Query Structures

SDQL query structures range from simple to as simple as possible.

parameters @ conditions

The basic SDQL structure is a comma delimted list of parameters, an @ sign, followed by an and delimited list of conditions. This can be thought of as ‘what I want to see at the conditions under which I want to see it.’

Here are a few examples:

To request the date and points scored by the Colts in the 2016 season, use the SDQL:
date, points @ team=Colts and season=2016
To request the date, points, field goals made and field goals attempted for Bulls home games in 2015, use the SDQL:
date, points, field goals made, field goals attempted @ team=Bulls and site=home and season=2015
To get the date, team, starter, and the number of innings the starter went for all games in the 2017 MLB post season, use the SDQL:
date, team, starter, starter innings pitched @ season=2017 and playoffs=1

All of the sample SDQL queries above are singletons. Here are a few examples of query groupings (see Grouping):

To see the points and assists for each NBA team that played on June 12, 2017, use the SDQL:
points, assists @ team and date=20170612
To see the date and points for each Bulls and each Lakers game in November 2016, along with average points over the whole month of November, use the SDQL:
date, points, A(points) @ team and team in [Bulls,Lakers] and month=10 and season=2016

date and points default to summative type Column which is a list of values; A(points) returns a single value. Because of these mixed request fields, this is called an irregular query. An irregular query is often useful as input to subsequent queries (see Subsequent Queries).

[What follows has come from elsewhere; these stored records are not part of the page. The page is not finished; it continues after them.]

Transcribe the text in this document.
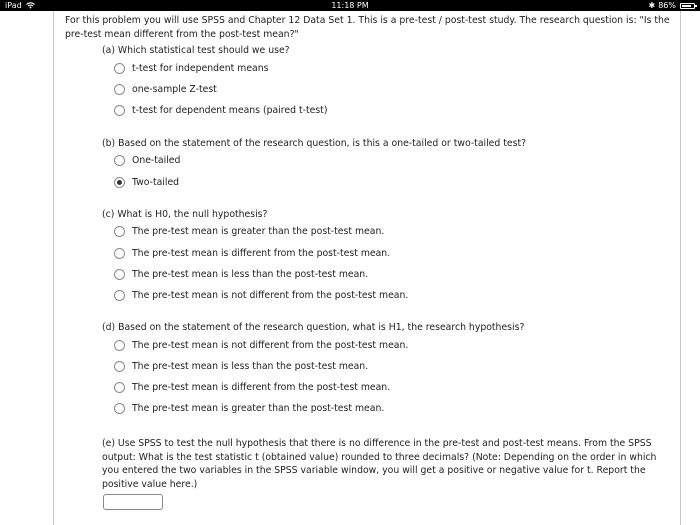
iPad	11:18 PM	✱ 86%
For this problem you will use SPSS and Chapter 12 Data Set 1. This is a pre-test / post-test study. The research question is: "Is the pre-test mean different from the post-test mean?"
(a) Which statistical test should we use?
t-test for independent means
one-sample Z-test
t-test for dependent means (paired t-test)
(b) Based on the statement of the research question, is this a one-tailed or two-tailed test?
One-tailed
Two-tailed
(c) What is H0, the null hypothesis?
The pre-test mean is greater than the post-test mean.
The pre-test mean is different from the post-test mean.
The pre-test mean is less than the post-test mean.
The pre-test mean is not different from the post-test mean.
(d) Based on the statement of the research question, what is H1, the research hypothesis?
The pre-test mean is not different from the post-test mean.
The pre-test mean is less than the post-test mean.
The pre-test mean is different from the post-test mean.
The pre-test mean is greater than the post-test mean.
(e) Use SPSS to test the null hypothesis that there is no difference in the pre-test and post-test means. From the SPSS output: What is the test statistic t (obtained value) rounded to three decimals? (Note: Depending on the order in which you entered the two variables in the SPSS variable window, you will get a positive or negative value for t. Report the positive value here.)
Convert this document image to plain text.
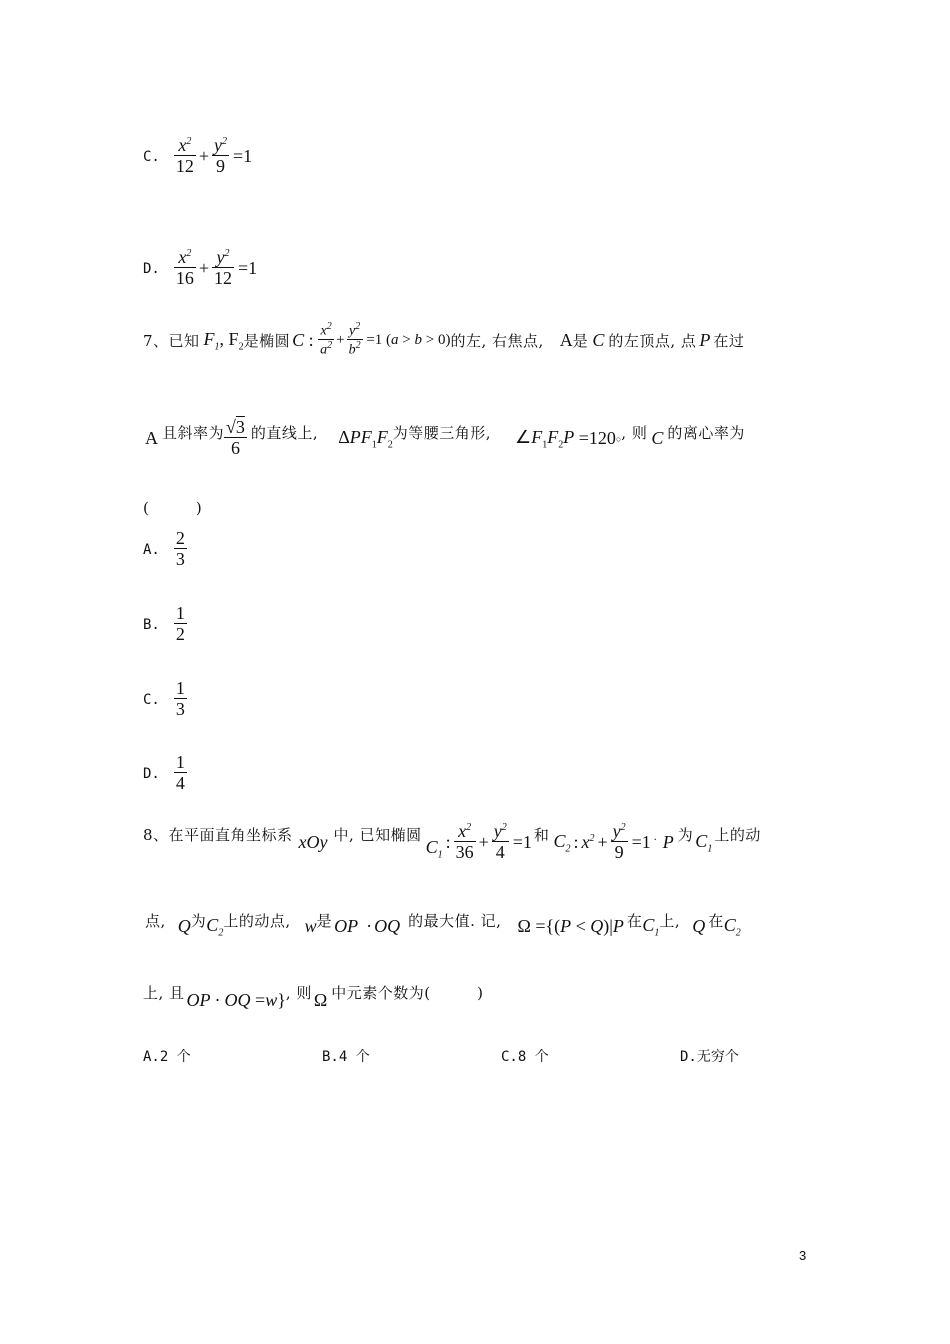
C. $\frac{x^2}{12} + \frac{y^2}{9} =1$
D. $\frac{x^2}{16} + \frac{y^2}{12} =1$
7、已知 $F_1$ , $F_2$ 是椭圆 C : $\frac{x^2}{a^2} + \frac{y^2}{b^2} =1$ (a > b > 0) 的左, 右焦点, A 是 C 的左顶点, 点 P 在过
A 且斜率为 $\frac{√3}{6}$ 的直线上, $\Delta PF_1F_2$
为等腰三角形, $\angle F_1F_2P =120$ ○ , 则 C 的离心率为
(　　　)
A. $\frac{2}{3}$
B. $\frac{1}{2}$
C. $\frac{1}{3}$
D. $\frac{1}{4}$
8、在平面直角坐标系 xOy 中, 已知椭圆
$C_1$
: $\frac{x^2}{36} + \frac{y^2}{4} =1$ 和 $C_2$ : $x^2 + \frac{y^2}{9} =1$ . P 为 $C_1$
上的动
点, Q 为 $C_2$
上的动点, w 是 OP · OQ 的最大值. 记, Ω ={(P < Q)|P 在 $C_1$
上, Q 在 $C_2$
上, 且 OP · OQ =w} , 则 Ω 中元素个数为(　　　)
A.2 个	B.4 个	C.8 个	D.无穷个
3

If all of the parameters are summatives (see Summative) then the query result is reduced to a singleton.

To see the average points and average assists for each NBA team in 2016, use the SDQL:
A(points), A(assists) @ team and season=2016

p @ c | p’ @ c’

An SDQL query result is itself an SDQL data table and can be likewise queried (see Subsequent Queries).

To find MLB teams that had a season-long winning percentage of more than 60%, use the SDQL:
tA(W), R((team,season)) @ team and season | $1, $2 @ $1 >.60


SportsDatabase.com and KillerSports.com both provide defaults when request parameters are not provided.

The default for singleton queries contains summary stats as well as a game listing.
A grouping query reduces to a table of records (see Grouping).


All query structures may end with a ? instantiated and & delimited list of name=value pairs.

To see how NBA teams do after winning their last three same-season matchups, use the SDQL:
P:W and P2:W and P3:W?same_season_P=1

For more examples or SDQL arguments, see Graphics.